Samuel Liles, the acting director of DHS's Office of Intelligence and Analysis Cyber Division, told the Senate Intelligence Committee on June 21 that the probing was akin to walking down a street to see who is home.
He added that in some cases the hackers got inside the door, but what the Russians compromised had no connection to vote tallying.
In January DHS declared election systems to be critical infrastructure that the department must prioritize, but the hearing showed there are still questions and concerns about what that exactly entails.
Jeanette Manfra, DHS's acting deputy under secretary for cybersecurity and communications in the National Protection and Programs Directorate, said the department has been in contact with the "owners" of the affected systems in the 21 states, but could not confirm that all state and local election officials in the targeted states have been made aware that their systems were probed.
"We are currently working with state election officials to ensure communication between the local and the state officials," she said.
Manfra stated it is DHS policy to maintain the privacy of victims of cyberattacks, which is why it cannot disclose which states were affected.
She acknowledged that DHS has not historically engaged with secretaries of state and election officials and they are working through that process. She said DHS is working with states to develop incident response playbooks and is focusing on information sharing to minimize the potential of future hacks.
"We are identifying additional resources, prioritizing our engagement with [states] through information sharing products, identifying... those communication protocols, how do we ensure that we can declassify information quickly should we need to and get it to the individuals who need it," she said.
Manfra added that DHS has yet to conduct forensic analysis on affected systems and is working through the process to do so.
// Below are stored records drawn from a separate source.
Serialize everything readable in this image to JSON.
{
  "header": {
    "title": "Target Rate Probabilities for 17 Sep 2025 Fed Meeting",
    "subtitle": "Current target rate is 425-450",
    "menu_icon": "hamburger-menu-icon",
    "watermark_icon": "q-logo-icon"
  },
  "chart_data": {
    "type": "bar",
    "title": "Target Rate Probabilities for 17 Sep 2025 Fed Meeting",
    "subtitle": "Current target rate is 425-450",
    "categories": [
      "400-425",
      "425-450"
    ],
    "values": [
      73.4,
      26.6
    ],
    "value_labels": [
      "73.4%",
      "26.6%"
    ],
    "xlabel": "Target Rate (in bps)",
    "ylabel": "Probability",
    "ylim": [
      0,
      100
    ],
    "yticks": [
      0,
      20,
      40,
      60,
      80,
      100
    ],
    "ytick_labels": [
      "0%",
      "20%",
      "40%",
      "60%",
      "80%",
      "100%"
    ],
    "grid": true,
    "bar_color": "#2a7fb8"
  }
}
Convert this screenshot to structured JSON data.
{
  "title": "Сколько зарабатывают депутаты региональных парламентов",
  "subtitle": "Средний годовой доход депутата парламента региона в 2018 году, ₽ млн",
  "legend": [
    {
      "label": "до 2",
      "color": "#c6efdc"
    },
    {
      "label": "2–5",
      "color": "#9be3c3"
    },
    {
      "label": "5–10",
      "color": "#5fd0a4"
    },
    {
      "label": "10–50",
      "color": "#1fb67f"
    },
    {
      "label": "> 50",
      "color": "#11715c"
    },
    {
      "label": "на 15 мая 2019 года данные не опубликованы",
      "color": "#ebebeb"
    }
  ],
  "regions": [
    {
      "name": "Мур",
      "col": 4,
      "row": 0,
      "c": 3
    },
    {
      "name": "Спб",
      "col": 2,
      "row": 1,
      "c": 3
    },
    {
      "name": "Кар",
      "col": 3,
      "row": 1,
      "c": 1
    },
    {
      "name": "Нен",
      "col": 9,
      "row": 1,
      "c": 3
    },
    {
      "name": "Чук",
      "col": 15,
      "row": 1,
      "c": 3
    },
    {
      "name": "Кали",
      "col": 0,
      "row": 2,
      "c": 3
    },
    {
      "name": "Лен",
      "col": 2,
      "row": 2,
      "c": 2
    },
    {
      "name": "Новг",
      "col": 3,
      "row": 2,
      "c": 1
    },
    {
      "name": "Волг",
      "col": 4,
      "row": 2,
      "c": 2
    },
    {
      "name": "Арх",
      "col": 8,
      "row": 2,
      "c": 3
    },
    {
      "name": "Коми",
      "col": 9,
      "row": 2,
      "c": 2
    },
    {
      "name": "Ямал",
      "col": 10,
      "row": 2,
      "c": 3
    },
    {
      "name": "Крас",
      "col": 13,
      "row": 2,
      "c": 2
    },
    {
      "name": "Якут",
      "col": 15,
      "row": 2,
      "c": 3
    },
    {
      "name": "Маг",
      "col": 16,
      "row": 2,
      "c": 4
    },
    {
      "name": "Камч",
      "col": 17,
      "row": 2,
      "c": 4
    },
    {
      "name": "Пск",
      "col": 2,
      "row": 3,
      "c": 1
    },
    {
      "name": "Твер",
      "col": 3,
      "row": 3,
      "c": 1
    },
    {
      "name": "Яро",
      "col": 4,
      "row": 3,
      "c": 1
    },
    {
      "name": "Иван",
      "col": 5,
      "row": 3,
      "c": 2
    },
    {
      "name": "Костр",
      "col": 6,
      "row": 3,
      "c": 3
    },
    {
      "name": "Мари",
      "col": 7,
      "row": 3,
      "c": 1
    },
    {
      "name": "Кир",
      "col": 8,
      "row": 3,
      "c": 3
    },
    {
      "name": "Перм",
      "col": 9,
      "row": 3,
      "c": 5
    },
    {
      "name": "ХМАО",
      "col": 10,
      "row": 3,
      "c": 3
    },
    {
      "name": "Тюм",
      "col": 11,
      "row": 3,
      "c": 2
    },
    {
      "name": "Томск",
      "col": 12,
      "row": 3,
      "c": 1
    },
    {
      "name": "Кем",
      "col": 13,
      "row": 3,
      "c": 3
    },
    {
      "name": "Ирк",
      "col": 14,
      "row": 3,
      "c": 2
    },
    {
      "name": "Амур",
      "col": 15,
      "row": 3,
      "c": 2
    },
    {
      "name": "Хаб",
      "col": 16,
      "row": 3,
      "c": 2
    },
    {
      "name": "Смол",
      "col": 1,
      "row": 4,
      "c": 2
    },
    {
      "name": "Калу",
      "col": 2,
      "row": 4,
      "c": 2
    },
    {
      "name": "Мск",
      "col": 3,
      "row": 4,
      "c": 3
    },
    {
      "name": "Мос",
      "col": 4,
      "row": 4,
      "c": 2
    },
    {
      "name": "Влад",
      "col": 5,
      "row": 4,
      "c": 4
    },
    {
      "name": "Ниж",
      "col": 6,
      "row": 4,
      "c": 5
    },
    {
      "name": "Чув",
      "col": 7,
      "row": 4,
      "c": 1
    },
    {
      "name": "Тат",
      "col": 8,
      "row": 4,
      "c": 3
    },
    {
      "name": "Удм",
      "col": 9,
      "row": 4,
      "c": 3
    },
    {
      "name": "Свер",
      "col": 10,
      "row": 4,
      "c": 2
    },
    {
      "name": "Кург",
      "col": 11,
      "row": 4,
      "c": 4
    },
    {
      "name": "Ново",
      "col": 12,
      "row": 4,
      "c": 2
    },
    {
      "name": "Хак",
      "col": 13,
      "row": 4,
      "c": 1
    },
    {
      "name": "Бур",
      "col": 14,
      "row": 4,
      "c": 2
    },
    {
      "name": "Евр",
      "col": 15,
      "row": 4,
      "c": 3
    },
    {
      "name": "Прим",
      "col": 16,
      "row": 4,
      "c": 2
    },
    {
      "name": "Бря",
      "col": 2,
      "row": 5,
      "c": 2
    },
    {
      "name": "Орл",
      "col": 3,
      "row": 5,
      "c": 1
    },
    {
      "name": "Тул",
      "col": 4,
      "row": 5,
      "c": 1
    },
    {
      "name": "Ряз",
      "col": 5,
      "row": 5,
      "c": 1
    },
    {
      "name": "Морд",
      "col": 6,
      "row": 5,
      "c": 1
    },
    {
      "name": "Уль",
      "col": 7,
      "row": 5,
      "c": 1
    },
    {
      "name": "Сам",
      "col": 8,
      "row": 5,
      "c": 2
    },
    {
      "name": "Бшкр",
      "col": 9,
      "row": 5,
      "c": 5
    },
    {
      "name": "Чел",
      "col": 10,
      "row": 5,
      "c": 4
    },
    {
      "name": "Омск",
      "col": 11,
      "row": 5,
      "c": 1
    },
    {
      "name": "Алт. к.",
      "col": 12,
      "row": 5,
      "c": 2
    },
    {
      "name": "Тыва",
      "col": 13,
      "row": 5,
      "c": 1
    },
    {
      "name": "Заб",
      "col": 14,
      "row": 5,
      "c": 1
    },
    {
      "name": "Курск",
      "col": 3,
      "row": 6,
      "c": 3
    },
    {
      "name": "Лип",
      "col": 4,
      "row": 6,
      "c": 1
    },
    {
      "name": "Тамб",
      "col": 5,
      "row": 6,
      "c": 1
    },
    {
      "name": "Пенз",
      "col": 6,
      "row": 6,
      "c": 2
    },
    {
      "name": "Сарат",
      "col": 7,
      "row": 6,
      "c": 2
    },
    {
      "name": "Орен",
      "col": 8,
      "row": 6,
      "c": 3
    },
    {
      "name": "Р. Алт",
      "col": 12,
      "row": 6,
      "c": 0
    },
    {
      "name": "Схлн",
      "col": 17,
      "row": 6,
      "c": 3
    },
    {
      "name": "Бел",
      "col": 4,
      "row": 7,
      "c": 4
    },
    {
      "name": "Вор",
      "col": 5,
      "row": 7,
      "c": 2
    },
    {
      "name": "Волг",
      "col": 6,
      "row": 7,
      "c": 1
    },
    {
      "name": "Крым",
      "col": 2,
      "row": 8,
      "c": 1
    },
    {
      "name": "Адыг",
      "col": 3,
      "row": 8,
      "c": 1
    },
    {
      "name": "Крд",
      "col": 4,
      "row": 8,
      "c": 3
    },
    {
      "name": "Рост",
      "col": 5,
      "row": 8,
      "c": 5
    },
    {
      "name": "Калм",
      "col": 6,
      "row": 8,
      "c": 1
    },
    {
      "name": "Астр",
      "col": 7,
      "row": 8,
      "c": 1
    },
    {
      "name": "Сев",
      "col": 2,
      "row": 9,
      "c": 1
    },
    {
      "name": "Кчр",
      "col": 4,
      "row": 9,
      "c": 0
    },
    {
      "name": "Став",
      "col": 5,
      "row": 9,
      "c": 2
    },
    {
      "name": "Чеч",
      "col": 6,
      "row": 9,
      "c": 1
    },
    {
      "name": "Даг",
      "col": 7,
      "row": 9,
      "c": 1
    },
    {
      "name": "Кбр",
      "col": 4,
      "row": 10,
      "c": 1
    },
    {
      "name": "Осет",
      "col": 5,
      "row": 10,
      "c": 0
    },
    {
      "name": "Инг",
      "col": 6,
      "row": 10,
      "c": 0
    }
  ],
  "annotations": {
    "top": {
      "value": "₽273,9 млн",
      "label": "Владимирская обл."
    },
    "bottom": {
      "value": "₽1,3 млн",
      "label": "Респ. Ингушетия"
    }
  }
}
She did state that DHS provided warnings to all 50 states before the election to scan their systems for vulnerabilities or signs of intrusion, and that the department provided voluntary technical assistance to some states before the election.
Later in the hearing, however, state officials raised concerns about the information sharing and stated that so far no secretary of state has been authorized to receive classified threat data from DHS. They also echoed concerns raised by state officials when DHS first designated election systems as critical infrastructure, stating that there are no clear parameters for what DHS oversight would actually entail.
"If I have one major request to Congress and the administration other than rescinding the critical infrastructure designation for elections or placing clear parameters on the Executive Order, it would be to help election officials get access to classified information-sharing," said Connie Lawson, Indiana's Secretary of State and president-elect of the National Association of Secretaries of State.
She added that any federal regulations that reduce the diversity and autonomy of state voting systems could actually increase the risk of cyber attacks affecting the outcome of elections.
She said that Indiana did not accept help from DHS in the run-up to the election because the state felt it had a better grasp of its systems and technical needs.
Alex Halderman, a professor of computer science and engineering at the University of Michigan, said that despite assurances from DHS that voting machines and systems are difficult to hack and that any systemic attempt to change votes would be detected, manipulating machines and the outcome of an election is actually quite easy -- because he has routinely hacked voting machines as part of his research.
As FCW reported prior to the November 2016 election, Halderman confirmed that machines are highly vulnerable and that targeting a few machines in a swing county could change the results of a state or national election.
"The key lesson from 2016 is that these threats are real," he said. "Attacking vendors and municipalities could have put Russia in a position to sabotage equipment on election day…successful infiltration of election IT systems also could have put the Russians in a position to spread an attack to the voting machines and potentially steal votes."
Halderman said there are three main steps the U.S. should take to protect elections: update voting machines to modern optical scanners that use paper ballots; conduct regular "risk-limiting audits" to ensure computer results are correct; and apply "cybersecurity best practices to the design of voting equipment and the management of elections."
"If Congress works closely with the states, we can upgrade our election infrastructure in time for 2018 and 2020," he said. "But if we fail to act, I think it's only a matter of time until a major election is disrupted or stolen in a cyberattack."